04/07/2020 (modifier)
Couverture de la série Aura l'Orpheline
Aura l'Orpheline

Baldazzini, j'y suis allé avec méfiance parce que ce que j'avais lu de lui ne m'avait pas plu, ses sujets sont bizarres, glauques ou déviants et je n'aime pas ça dans la BD érotique, c'est un des auteurs les plus insolites du genre. Ce que j'aime en fait chez lui, c'est son dessin qui n'a eu de cesse de s'améliorer, l'ennui c'est que les sujets qu'il traite sont comme je l'ai dit, souvent dérangeants et glauques. Avec cette bande, il tente de construire une vraie histoire et non plus de petits récits à saynètes, avec un personnage de fille malmenée par plusieurs sévices, elle évolue dans un univers sordide, et Baldazzini déroule un catalogue de pratiques sexuelles diverses dont certaines sont assez dégueulasses.

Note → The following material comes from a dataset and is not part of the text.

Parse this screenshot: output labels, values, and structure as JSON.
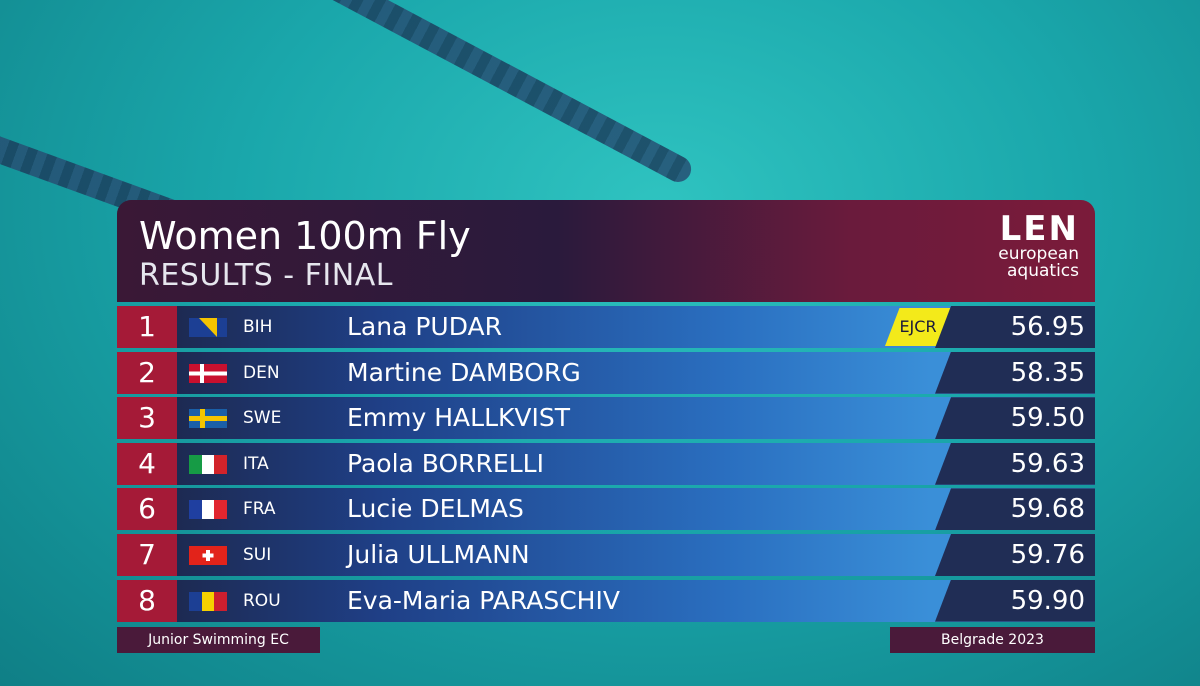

Et puis il ne peut s'empêcher de refourguer ces gonzesses dotées de bites, comme dans son horrible Casa Howhard, ça je ne peux pas, ça me dégoûte à un point que je ne peux imaginer, sans compter qu'il y a aussi un peu de scatologie pour couronner le tout. Du coup ben il n'y a rien d'excitant dans tout ça, seul le dessin trouve grâce à mes yeux, ma note n'est que trop généreuse rien que pour ce détail, et je trouve dommage que Baldazzini ne puisse illustrer des sujets plus "propres" avec un trait aussi séduisant plutôt que de se complaire dans ces errances sexuelles infâmes et répugnantes. Pour l'instant, la seule Bd de lui que j'ai disons le mieux acceptée est Chiara Rosenberg.